[relaxng-user] Re: association of RELAX NG with a document
Peter Ring
pri at ddf.dk
Sat Oct 25 21:49:35 ICT 2003
I'm in sympathy with the desire not to gamble about what can be asserted
about an XML instance. I'll elaborate a bit about why.
I'm in favor of something similar to SGML's DOCTYPE. I'm aware of the
bagage of DOCTYPE, but please, if just for a moment, consider that all
the funny and peculiar features of SGML are there for a reason --
because someone actually needed them -- and that those needs don't go
away just because we restrict the choice of encodings and markup delimiters.
So maybe a DOCTYPE is overloaded with default attribute values etc. It
also serves a more abstract purpose that won't ever go away -- it's a
way to establish a contract between the producer and the consumers of a
document. That a DOCTYPE declaration can refer to the external subset of
a SGML or XML DTD happens to be a way to fulfil that purpose.
From a user's point of view, it is not that important that Relax NG
fundamentally is a better way of describing syntax if you won't be able
to use it in a reliable and predictable way.
I my world, there's nothing special about SGML and XML documents. They
serve a number of purposes, but always as means to end, i.e., nobody
actually wants 'XML documents', rather some business goal must be
fulfilled, legal publishing in my case. Configuration management is
inherent in the process, it is *not* an option.

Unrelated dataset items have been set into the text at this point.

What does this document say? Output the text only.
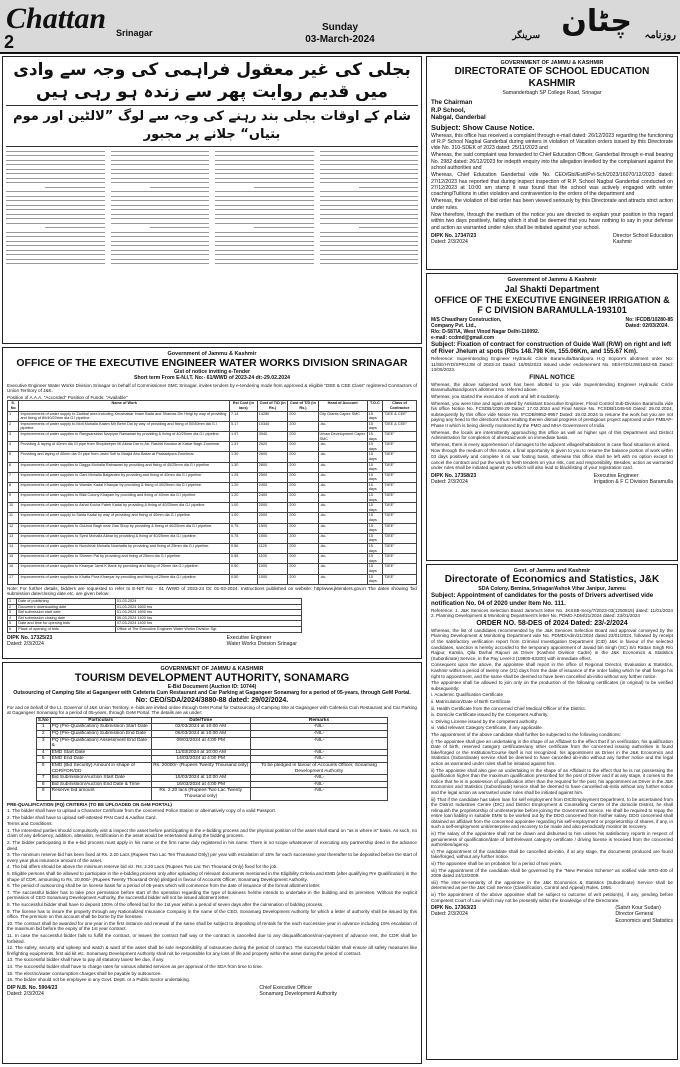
Chattan Srinagar
2
Sunday
03-March-2024	سرینگر چٹان روزنامہ
بجلی کی غیر معقول فراہمی کی وجہ سے وادی میں قدیم روایت پھر سے زندہ ہو رہی ہیں
شام کے اوقات بجلی بند رہنے کی وجہ سے لوگ ”لالٹین اور موم بتیاں“ جلانے پر مجبور
Government of Jammu & Kashmir
OFFICE OF THE EXECUTIVE ENGINEER WATER WORKS DIVISION SRINAGAR
Gist of notice inviting e-Tender
Short term From E-N.I.T. No:- 61/WWD of 2023-24 dt:-29.02.2024
Executive Engineer Water Works Division Srinagar on behalf of Commissioner SMC Srinagar, invites tenders by e-tendering mode from approved & eligible "DEE & CEE Class" registered Contractors of Union Territory of J&K.
Position of A.A.A. "Accorded" Position of Funds: "Available"
S. No	Name of Work	Est Cost (in lacs)	Cost of T/D (in Rs.)	Cost of T/D (in Rs.)	Head of Account	T.O.C	Class of Contractor
1	Improvements of water supply to Zadibal area including Khushalsar Imam Bada and Shamas Din Heigi by way of providing and fixing of 80/40/20mm dia G.I pipeline.	7.14	14280	200	City Grants Capex SMC	15 days	"DEE & CEE"
2	Improvements of water supply to Moti Mohalla Kalam Mir Behri Dal by way of providing and fixing of 50/40mm dia G.I pipeline.	5.17	10340	200	-do-	15 days	"DEE & CEE"
3	Improvements of water supplies to Rangsarsidan Narpiyar Rainawari by providing & fixing of 40/25mm dia G.I pipeline.	1.97	3940	200	Urban Development Capex SMC	15 days	"DEE"
4	Providing & laying of 40mm dia GI pipe from Shopkeeper Mi Akbar Dar to Ab. Rashid Kandoo at Kabar Bagh Zoonimar	1.31	2620	200	-do-	15 days	"DEE"
5	Providing and laying of 40mm dia GI pipe from Javid Sofi to Masjid Abu Bakar at Padsadpora Zoonimar.	1.30	2600	200	-do-	15 days	"DEE"
6	Improvements of water supplies to Dagga Mohalla Rainawari by providing and fixing of 40/25mm dia G.I pipeline.	1.30	2600	200	-do-	15 days	"DEE"
7	Improvements of water supplies to Gani Mohalla Balgarden by providing and fixing of 40mm dia G.I pipeline.	1.25	2500	200	-do-	15 days	"DEE"
8	Improvements of water supplies to Wander Kadal Khanyar by providing & fixing of 40/25mm dia G.I pipeline.	1.20	2400	200	-do-	15 days	"DEE"
9	Improvements of water supplies to Bilal Colony Khayam by providing and fixing of 40mm dia G.I pipeline.	1.20	2400	200	-do-	15 days	"DEE"
10	Improvements of water supplies to Ashai Kocha Fateh Kadal by providing & fixing of 40/25mm dia G.I pipeline.	1.00	2000	200	-do-	15 days	"DEE"
11	Improvements of water supply to Saida Kadal by way of providing and fixing of 40mm dia G.I pipeline.	1.00	2000	200	-do-	15 days	"DEE"
12	Improvements of water supplies to Gulzool Bagh near Gas Shop by providing & fixing of 40/25mm dia G.I pipeline.	0.75	1500	200	-do-	15 days	"DEE"
13	Improvements of water supplies to Syed Mohalla Akbar by providing & fixing of 40/25mm dia G.I pipeline.	0.75	1500	200	-do-	15 days	"DEE"
14	Improvements of water supplies to Nunchhat Mohalla Nowhatta by providing and fixing of 25mm dia G.I pipeline.	0.56	1120	200	-do-	15 days	"DEE"
15	Improvements of water supplies to Shireen Pal by providing and fixing of 25mm dia G.I pipeline.	0.55	1100	200	-do-	15 days	"DEE"
16	Improvements of water supplies to Khanyar Jamil K Bank by providing and fixing of 25mm dia G.I pipeline.	0.50	1000	200	-do-	15 days	"DEE"
17	Improvements of water supplies to Khatta Pora Khanyar by providing and fixing of 25mm dia G.I pipeline.	0.50	1000	200	-do-	15 days	"DEE"
Note: For further details, bidders are requested to refer to E-NIT No: - 61 /WWD of 2023-24 Dt: 01-03-2024. Instructions published on website: http/www.jktenders.gov.in The dates showing 'bid submission date/closing date etc. are given below:
1	Date of publishing	01-03-2024
2	Document downloading date	01-03-2024 1600 hrs
3	Bid submission start date	01-03-2024 1600 hrs
4	Bid submission closing date	06-03-2024 1400 hrs
5	Date and time for opening bids	07-03-2024 1400 hrs
6	Place of opening of bids	Office of The Executive Engineer Water Works Division Sgr.
DIPK No. 17325/23
Dated: 2/3/2024
Executive Engineer
Water Works Division Srinagar
GOVERNMENT OF JAMMU & KASHMIR
TOURISM DEVELOPMENT AUTHORITY, SONAMARG
E-Bid Document (Auction ID: 10744)
Outsourcing of Camping Site at Gagangeer with Cafeteria Cum Restaurant and Car Parking at Gagangeer Sonamarg for a period of 05-years, through GeM Portal.
No: CEO/SDA/2024/3880-88 dated: 29/02/2024.
For and on behalf of the Lt. Governor of J&K Union Territory, e -bids are invited online through GeM Portal for Outsourcing of Camping Site at Gagangeer with Cafeteria Cum Restaurant and Car Parking at Gagangeer Sonamarg for a period of 05-years, through GeM Portal. The details are as under:
S.No	Particulars	Date/Time	Remarks
1	PQ (Pre-Qualification) Submission Start Date	02/03/2024 at 10:00 AM	-NIL-
2	PQ (Pre-Qualification) Submission End Date	06/03/2024 at 10:00 AM	-NIL-
3	PQ (Pre-Qualification) Assessment End Date &	09/03/2024 at 4:00 PM	-NIL-
4	EMD Start Date	11/03/2024 at 10:00 AM	-NIL-
5	EMD End Date	14/03/2024 at 4:00 PM	-NIL-
6	EMD (Bid Security) Amount in shape of CDR/FDR/DD	Rs. 20000/- (Rupees Twenty Thousand only)	To be pledged in favour of Accounts Officer, Sonamarg Development Authority
7	Bid Submission/Auction Start Date	15/03/2024 at 10:00 AM	-NIL-
8	Bid Submission/Auction End Date & Time	16/03/2024 at 4:00 PM	-NIL-
9	Reserve bid amount	Rs. 2.20 lacs (Rupees Two Lac Twenty Thousand only)	-NIL-
PRE-QUALIFICATION (PQ) CRITERIA (TO BE UPLOADED ON GeM PORTAL)
1. The bidder shall have to upload a Character Certificate from the concerned Police Station or alternatively copy of a valid Passport.
2. The bidder shall have to upload self-attested PAN Card & Aadhar Card.
Terms and Conditions:
1. The interested parties should compulsorily visit & inspect the asset before participating in the e-bidding process and the physical position of the asset shall stand on "as is where is" basis. As such, no claim of any deficiency, addition, alteration, rectification in the asset would be entertained during the bidding process.
2. The bidder participating in the e-bid process must apply in his name or the firm name duly registered in his name. There is no scope whatsoever of executing any partnership deed in the advance deed.
3. The minimum reserve bid has been fixed at Rs. 2.20 Lacs (Rupees Two Lac Ten Thousand Only) per year with escalation of 15% for each successive year thereafter to be deposited before the start of every year plus insurance amount of the asset.
4. The bid offers should be above the minimum reserve bid viz. Rs. 2.20 Lacs (Rupees Two Lac Ten Thousand Only) fixed for the job.
5. Eligible persons shall be allowed to participate in the e-bidding process only after uploading of relevant documents mentioned in the Eligibility Criteria and EMD (after qualifying Pre Qualification) in the shape of CDR, amounting to Rs. 20,000/- (Rupees Twenty Thousand Only) pledged in favour of Accounts Officer, Sonamarg Development Authority.
6. The period of outsourcing shall be on license basis for a period of 05-years which will commence from the date of issuance of the formal allotment letter.
7. The successful bidder has to take prior permission before start of the operation regarding the type of business he/she intends to undertake in the building and its premises. Without the explicit permission of CEO Sonamarg Development Authority, the successful bidder will not be issued allotment letter.
8. The successful bidder shall have to deposit 100% of the offered bid for the 1st year within a period of seven days after the culmination of bidding process.
9. The license has to insure the property through any Nationalized Insurance Company in the name of the CEO, Sonamarg Development Authority for which a letter of authority shall be issued by this office. The premium on this account shall be borne by the licensee.
10. The contract shall be awarded for one year in the first instance and renewal of the same shall be subject to depositing of rentals for the each successive year in advance including 15% escalation of the maximum bid before the expiry of the 1st year contract.
11. In case the successful bidder fails to fulfill the contract, or leaves the contract half way or the contract is cancelled due to any disqualifications/non-payment of advance rent, the CDR shall be forfeited.
12. The safety, security and upkeep and watch & ward of the asset shall be sole responsibility of outsourcee during the period of contract. The successful bidder shall ensure all safety measures like firefighting equipments, first aid kit etc. Sonamarg Development Authority shall not be responsible for any loss of life and property within the asset during the period of contract.
13. The successful bidder shall have to pay all statutory taxes/ fee due, if any.
14. The successful bidder shall have to charge rates for various allotted services as per approval of the SDA from time to time.
15. The electric/water consumption charges shall be payable by outsourcee.
16. The bidder should not be employee in any Govt. Deptt. or a Public Sector undertaking.
DIP N.B. No. 5904/23
Dated: 2/3/2024
Chief Executive Officer
Sonamarg Development Authority
GOVERNMENT OF JAMMU & KASHMIR
DIRECTORATE OF SCHOOL EDUCATION KASHMIR
Samanderbagh SP College Road, Srinagar
The Chairman
R.P School,
Nabgal, Ganderbal
Subject: Show Cause Notice.
Whereas, this office has received a complaint through e-mail dated: 26/12/2023 regarding the functioning of R.P School Nagbal Ganderbal during winters in violation of Vacation orders issued by this Directorate vide No. 310-SDEK of 2023 dated: 25/11/2023 and
Whereas, the said complaint was forwarded to Chief Education Officer, Ganderbal through e-mail bearing No. 2982 dated: 26/12/2023 for indepth enquiry into the allegation levelled by the complainant against the school authorities and
Whereas, Chief Education Ganderbal vide No. CEO/Gbl/Estt/Pvt-Sch/2023/16070/12/2023 dated: 27/12/2023 has reported that during inspect inspection of R.P. School Nagbal Ganderbal conducted on 27/12/2023 at 10:00 am stamp it was found that the school was actively engaged with winter coaching/Tuitions in utter violation and contravention to the orders of the department and
Whereas, the violation of ibid order has been viewed seriously by this Directorate and attracts strict action under rules.
Now therefore, through the medium of the notice you are directed to explain your position in this regard within two days positively, failing which it shall be deemed that you have nothing to say in your defense and action as warranted under rules shall be initiated against your school.
DIPK No. 17347/23
Dated: 2/3/2024
Director School Education
Kashmir
Government of Jammu & Kashmir
Jal Shakti Department
OFFICE OF THE EXECUTIVE ENGINEER IRRIGATION & F C DIVISION BARAMULLA-193101
M/S Chaudhary Construction,
Company Pvt. Ltd.,
R/o: D-587/A, West Vinod Nagar Delhi-110092.
e-mail: ccdmd@gmail.com
No: IFCDB/10280-85
Dated: 02/03/2024.
Subject: Fixation of contract for construction of Guide Wall (R/W) on right and left of River Jhelum at spots (RDs 148.798 Km, 155.06Km, and 155.67 Km).
Reference: Superintending Engineer Hydraulic Circle Baramulla/Bandipora H.Q Sopore's allotment order No: 11/SE/HYD/SPR/JJW of 2023-24 Dated: 15/05/2023 issued under endorsement No. SE/HYD/JJW/1662-65 Dated: 13/05/2023.
FINAL NOTICE
Whereas, the above subjected work has been allotted to you vide Superintending Engineer Hydraulic Circle Baramulla/Bandipora's allotment No. referred above.
Whereas, you started the execution of work and left it suddenly.
Whereas, you were time and again asked by Assistant Executive Engineer, Flood Control Sub-Division Baramulla vide his office Notice No. FCSDB/1028-29 Dated: 17.02.2024 and Final Notice No. FCSDB/1045-50 Dated: 29.02.2024, subsequently by this office vide Notice No. IFCDB/9952-9957 Dated: 19.02.2024 to resume the work but you are not paying any heed to the directions thus resulting therein dismal progress of prestigious project approved under FMBAP-Phase II which is being directly monitored by the PMO and MHA Government of India.
Whereas, the locals are intermittently approaching this office as well as higher ups of this Department and District Administration for completion of aforesaid work on immediate basis.
Whereas, there is every apprehension of damages to the adjacent villages/habitations in case flood situation is arised.
Now through the medium of this notice, a final opportunity is given to you to resume the balance portion of work within 03 days positively and complete it on war footing basis, otherwise this office shall be left with no option except to cancel the contract and put the work to fresh tenders on your risk, cost and responsibility. Besides, action as warranted under rules shall be initiated against you which will also lead to blacklisting of your registration card.
DIPK No. 17358/23
Dated: 2/3/2024
Executive Engineer
Irrigation & F C Division Baramulla
Govt. of Jammu and Kashmir
Directorate of Economics and Statistics, J&K
SDA Colony, Bemina, Srinagar/Ashok Vihar Janipur, Jammu
Subject: Appointment of candidates for the posts of Drivers advertised vide notification No. 04 of 2020 under Item No. 111.
Reference: 1. J&K Services Selection Board Jammu's letter No. JKSSB-Secy/7/2023-03(1250815) dated: 11/01/2024 2. Planning Development & Monitoring Department's letter No. PDMD ADM/21/2024 dated: 23/01/2024
ORDER NO. 58-DES of 2024 Dated: 23/-2/2024
Whereas, the list of candidates recommended by the J&K Services Selection Board and approval conveyed by the Planning Development & Monitoring Department vide No. PDMD/Adm/21/2024 dated 23/01/2024, followed by receipt of the satisfactory verification report from Criminal Investigation Department (CID) J&K in favour of the selected candidates, sanction is hereby accorded to the temporary appointment of Javaid bin Singh (SC) S/o Rattan Singh R/o Rajpur, Kamila, Qila Darhal Rajouri as Driver (Kashmir Division Cadre) in the J&K Economics & Statistics (Subordinate) Service, in the Pay Level-2 (19900-63200) with immediate effect.
Consequent upon the above, the appointee shall report in the office of Regional Director, Evaluation & Statistics, Kashmir within a period of twenty one (21) days from the date of issuance of the order failing which he shall forego his right to appointment, and the same shall be deemed to have been cancelled ab-initio without any further notice.
The appointee shall be allowed to join only on the production of the following certificates (in original) to be verified subsequently:
i. Academic Qualification Certificate
ii. Matriculation/Date of Birth Certificate
iii. Health Certificate from the concerned Chief Medical Officer of the District.
iv. Domicile Certificate issued by the Competent Authority.
v. Driving License issued by the competent authority.
vi. Valid relevant Category Certificate, if any applicable.
The appointment of the above candidate shall further be subjected to the following conditions:
i) The appointee shall give an undertaking in the shape of an Affidavit to the effect that if on verification, his qualification Date of birth, reserved category certificates/any other certificate from the concerned issuing authorities is found fake/forged or the Institution/Course itself is not recognized, his appointment as Driver in the J&K Economics and Statistics (Subordinate) service shall be deemed to have cancelled ab-initio without any further notice and the legal action as warranted under rules shall be initiated against him.
ii) The appointee shall also give an undertaking in the shape of an Affidavit to the effect that he is not possessing the qualification higher than the maximum qualification prescribed for the post of Driver and if at any stage, it comes to the notice that he is in possession of qualification other than the required for the post, his appointment as Driver in the J&K Economics and Statistics (Subordinate) service shall be deemed to have cancelled ab-initio without any further notice and the legal action as warranted under rules shall be initiated against him.
iii) That if the candidate has taken loan for self employment from DIC/Employment Department, to be ascertained from the District Industries Centre (DIC) and District Employment & Counselling Centre of the domicile District, he shall relinquish the proprietorship of unit/enterprise before joining the Government service. He shall be required to repay the entire loan liability in suitable EMIs to be worked out by the DDO concerned from his/her salary. DDO concerned shall obtained an affidavit from the concerned appointee regarding his self-employment or proprietorship of shares, if any, in such a self-employment unit/enterprise and recovery to be made and also periodically monitor its recovery.
iv) The salary of the appointee shall not be drawn and disbursed to him unless his satisfactory reports in respect of genuineness of qualification/date of birth/relevant category certificate / driving license is received from the concerned authorities/agency.
v) The appointment of the candidate shall be cancelled ab-initio, if at any stage, the documents produced are found fake/forged, without any further notice.
vi) The appointee shall be on probation for a period of two years.
vii) The appointment of the candidate shall be governed by the "New Pension Scheme" as notified vide SRO-400 of 2009 dated 24/12/2009.
viii) The inter-se-seniority of the appointee in the J&K Economics & Statistics (Subordinate) Service shall be determined as per the J&K Civil Service (Classification, Control and Appeal) Rules, 1956.
ix) The appointment of the above appointee shall be subject to outcome of writ petition(s), if any, pending before Competent Court of Law which may not be presently within the knowledge of the Directorate.
DIPK No. 17363/23
Dated: 2/3/2024
(Satvir Kour Sudan)
Director General
Economics and Statistics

Documents have very long
and complex lifecycles, and change is inevitable and must be planned for.
Now, versioning (configuration management) of XML languages and
vocabularies is not easy, the DOCTYPE declaration clearly doesn't fit
the bill, and XML namespaces appear to be as much a part of the problem
as the solution. But couldn't we at least have one (1) standard way of
asserting that a XML document belongs to a (version of) a specific class
of documents, "expressed in a more persistent way than jing's command
line"?
Kind regards
Peter Ring
David Tolpin wrote:
<snip/>
> But I want to make sure that I have a way to specify something about the document that
> does not allow racing matches. That way I am always sure that on my system a document
> I am explicit about its type is validated in a way I have specified for this type,
> whatever other rules sale. And this specific association can be expressed in a more
> persistent way than jing's command line.
>
> Other inference rules will still be used if a highest priority rule does not match, and it
> is a good thing. I just want explicit typing bound to a document, not to a keyboard keystroke.
>
> I surely understand something wrong. I am taking a pause until I realize what in particular.